Пес фыркнул, отряхнулся и — бочком, бочком — вернулся на прежнее место.
— Да хватит тебе, глупая ты псина! С кем не бывает …
Я осмотрел пальцы и, следуя извечным мальчишеским методам врачевания, полизал обожженные места.
Нет, ни какая это не охота — грибы. Это что-то другое. Совсем другое. Ведь сюда даже ходят иначе. На охоту идут на… На рыбалку — тоже на… А вот грибы — уже за или по. Как за водой, по воду… Прогулка, одним словом. Свидание с природой. Неспешное, обстоятельное. Бабье лето ж, ё-моё! Это вам не девчонка весна, у которой лишь охи-ахи, цветочечки повсюду, птичечки, козюлечки в носу да ветер в голове. А всей-то радости — щавель да редиска. Другое дело — лето. Тут уж вам и клубничка, и разлюли малина — навалит и фруктов, и ягод, и овощей разных… Роскошная, пылкая женщина. Одни копны свежего сена чего стоят!.. это, я вам доложу… Да вот беда — всё в трудах, в заботах, а потому точно в мареве каком-то: взахлёб, жадно, на бегу да без розгляду. Точно вот-вот дети проснутся или, того хуже, муж вернется.

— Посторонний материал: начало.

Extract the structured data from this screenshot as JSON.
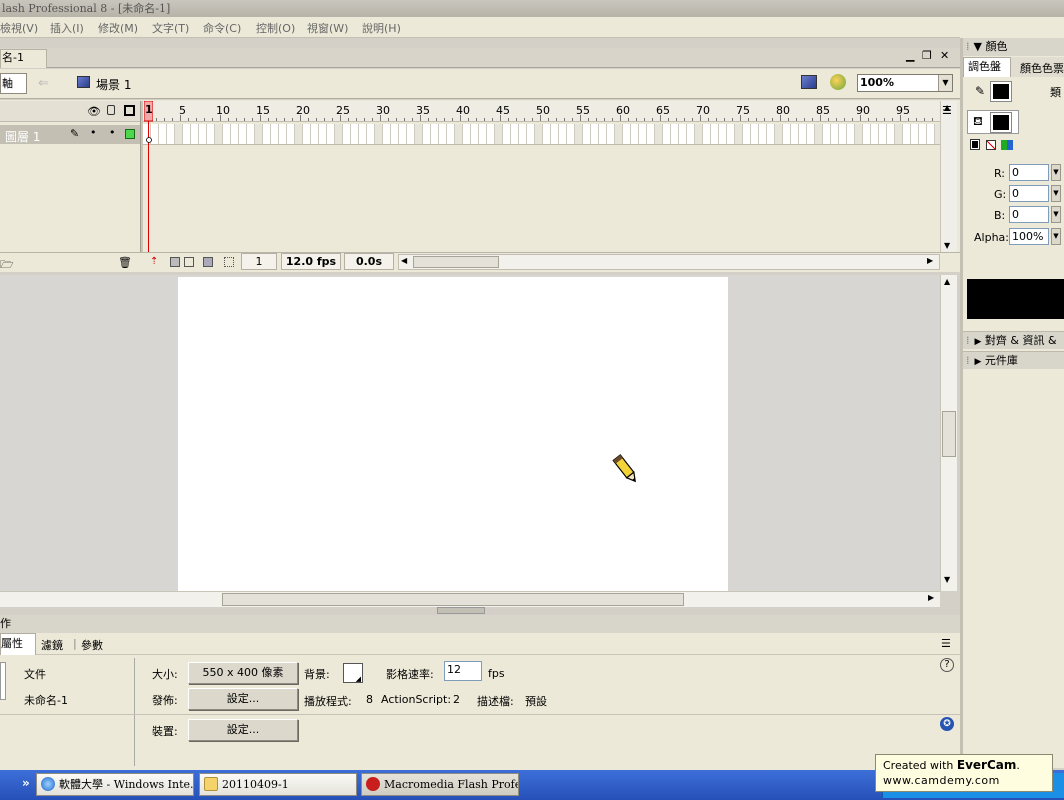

И так до самого бальзаковского возраста, до бабьего лета. Только тогда и опамятуется. Стол ломится, дети выросли, муж давным-давно ушел — самое жить бы да жить, ан уж зима катит в глаза… Вот отсюда и эта тишина, и солнышко мягкое, и нежность излетная. Грустно, брат мой, грустно… Как, черт возьми, все в этой жизни скоротечно!..
— А что, друг мой ситный, может — как в том анекдоте — черт с ней с этой охотой? А? Ведь не только у природы бывает бабье лето, — я сграбастал ушастую голову в охапку, прижался к ней щекой. — Ты ж меня поймешь, ты ж меня простишь?..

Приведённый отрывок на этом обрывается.